[JURIST] Israeli rights group Yesh Din [advocacy website, in Hebrew] filed a petition [text, PDF; press release] in the Supreme Court of Israel [official website] Monday, accusing the State of Israel of violating international law based on the mining operations it conducts within the West Bank. According to the complaint, the mining removes 12 million tons of stone and gravel each year from the West Bank, 9 million tons of which are used for the economic benefit of the State of Israel [AP report] and private Israeli companies. The group referred to many different international treaties, including provisions of the Geneva Conventions [ICRC materials], and general principles of international law in setting out its assertion of illegality:
The rules of occupation constitute a regime of temporary trust which necessitates that, among other things, any long-term alteration made in the occupied territory, inasmuch as it is permissible, shall benefit the local population (which is the population of protected civilians). Another, negative aspect of the trustee's duty are rules that ban the occupying power from exploiting the territories under its domain for its own needs, except for (with certain restrictions) its security needs.Israel has denied any violations, and said that the mining is carried out according to agreements with Palestinians [BBC report].
Unlike in the case of the permissibility of mining for natural resources in an occupied territory as a rule, in this matter -- quarrying for natural resources for the benefit of the occupying power -- the scholars are not disputed at all. It is agreed by all of them that not only is this a violation of the international laws of occupation, but many of them even believe that under certain circumstances, this constitutes the war crime of pillage...the occupant does not have the right to use property or to other rights he manages in the occupied territories for purposes other than maintaining public order and safety in the occupied territory.

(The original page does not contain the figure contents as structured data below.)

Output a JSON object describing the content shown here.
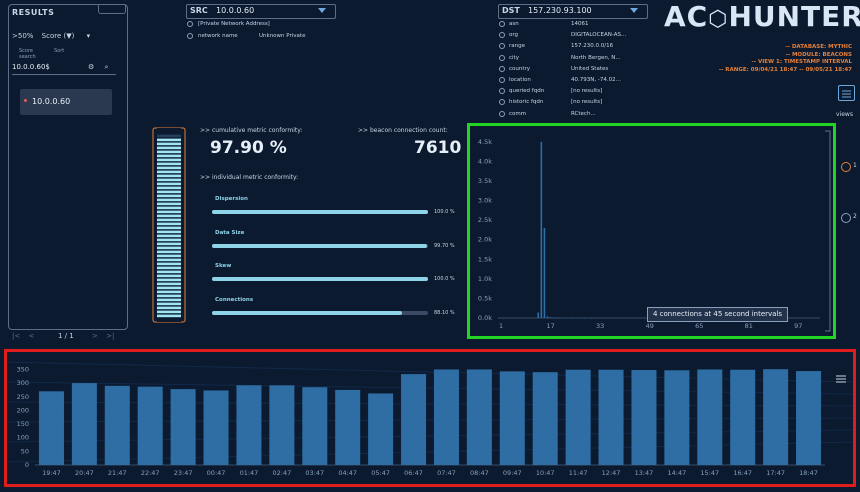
{
  "left_panel": {
    "title": "RESULTS",
    "threshold": ">50%",
    "threshold_caret": "▾",
    "sort_field": "Score (▼)",
    "sort_caret": "▾",
    "score_label": "Score",
    "sort_label": "Sort",
    "search_label": "search",
    "search_value": "10.0.0.60$",
    "results": [
      {
        "ip": "10.0.0.60"
      }
    ],
    "pager": {
      "first": "|<",
      "prev": "<",
      "page": "1 / 1",
      "next": ">",
      "last": ">|"
    }
  },
  "src": {
    "label": "SRC",
    "ip": "10.0.0.60",
    "rows": [
      {
        "key": "[Private Network Address]",
        "value": ""
      },
      {
        "key": "network name",
        "value": "Unknown Private"
      }
    ]
  },
  "dst": {
    "label": "DST",
    "ip": "157.230.93.100",
    "rows": [
      {
        "key": "asn",
        "value": "14061"
      },
      {
        "key": "org",
        "value": "DIGITALOCEAN-AS..."
      },
      {
        "key": "range",
        "value": "157.230.0.0/16"
      },
      {
        "key": "city",
        "value": "North Bergen, N..."
      },
      {
        "key": "country",
        "value": "United States"
      },
      {
        "key": "location",
        "value": "40.793N, -74.02..."
      },
      {
        "key": "queried fqdn",
        "value": "[no results]"
      },
      {
        "key": "historic fqdn",
        "value": "[no results]"
      },
      {
        "key": "comm",
        "value": "RCtech..."
      }
    ]
  },
  "logo": {
    "left": "AC",
    "right": "HUNTER"
  },
  "context": {
    "database": "-- DATABASE: MYTHIC",
    "module": "-- MODULE: BEACONS",
    "view": "-- VIEW 1: TIMESTAMP INTERVAL",
    "range": "-- RANGE: 09/04/21 18:47 -- 09/05/21 18:47"
  },
  "views": {
    "label": "views",
    "items": [
      "1",
      "2"
    ]
  },
  "metrics": {
    "cumulative_label": ">> cumulative metric conformity:",
    "cumulative_value": "97.90 %",
    "count_label": ">> beacon connection count:",
    "count_value": "7610",
    "individual_label": ">> individual metric conformity:",
    "bars": [
      {
        "name": "Dispersion",
        "value": "100.0 %",
        "pct": 100
      },
      {
        "name": "Data Size",
        "value": "99.70 %",
        "pct": 99.7
      },
      {
        "name": "Skew",
        "value": "100.0 %",
        "pct": 100
      },
      {
        "name": "Connections",
        "value": "88.10 %",
        "pct": 88.1
      }
    ],
    "gauge_pct": 97.9
  },
  "accent": {
    "green": "#22d322",
    "red": "#e01d1d",
    "cyan": "#8fd3e8",
    "orange": "#e5803a",
    "bar": "#2f6ea5"
  },
  "chart_data": [
    {
      "type": "bar",
      "title": "",
      "xlabel": "",
      "ylabel": "",
      "x_ticks": [
        "1",
        "17",
        "33",
        "49",
        "65",
        "81",
        "97"
      ],
      "y_ticks": [
        "0.0k",
        "0.5k",
        "1.0k",
        "1.5k",
        "2.0k",
        "2.5k",
        "3.0k",
        "3.5k",
        "4.0k",
        "4.5k"
      ],
      "ylim": [
        0,
        4700
      ],
      "xlim": [
        0,
        104
      ],
      "series": [
        {
          "x": [
            13,
            14,
            15,
            16,
            17,
            18,
            19,
            20,
            22,
            24,
            26,
            28,
            30,
            34,
            40,
            45
          ],
          "values": [
            140,
            4500,
            2300,
            40,
            20,
            15,
            12,
            10,
            8,
            7,
            6,
            6,
            5,
            5,
            4,
            4
          ]
        }
      ],
      "tooltip": "4 connections at 45 second intervals"
    },
    {
      "type": "bar",
      "title": "",
      "xlabel": "",
      "ylabel": "",
      "y_ticks": [
        "0",
        "50",
        "100",
        "150",
        "200",
        "250",
        "300",
        "350"
      ],
      "ylim": [
        0,
        370
      ],
      "categories": [
        "19:47",
        "20:47",
        "21:47",
        "22:47",
        "23:47",
        "00:47",
        "01:47",
        "02:47",
        "03:47",
        "04:47",
        "05:47",
        "06:47",
        "07:47",
        "08:47",
        "09:47",
        "10:47",
        "11:47",
        "12:47",
        "13:47",
        "14:47",
        "15:47",
        "16:47",
        "17:47",
        "18:47"
      ],
      "values": [
        270,
        300,
        290,
        287,
        278,
        273,
        292,
        292,
        285,
        275,
        262,
        333,
        350,
        350,
        343,
        340,
        349,
        349,
        348,
        347,
        350,
        349,
        351,
        344
      ],
      "menu_icon": "hamburger-icon"
    }
  ]
}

Israel has been strongly criticized by the international community over its settlement and land appropriation activities, particularly in the West Bank. In November, Switzerland condemned Israeli destruction of Palestinian homes [JURIST report] in East Jerusalem as a violation of international humanitarian law. In September, Israeli human rights group B'Tselem [advocacy website] reported that Israeli security policies have resulted in Palestinians being prevented from accessing land [JURIST report] adjacent to settlements in the West Bank. In July, Yesh Din highlighted the lack of investigations and prosecutions [JURIST report] of Israeli settlers in the Occupied Territories who commit crimes against Palestinians. In June, UN Secretary-General Ban Ki-moon [official profile] said that Israeli plans to expand settlements [Ha'aretz report] in the West Bank violate international law [JURIST report].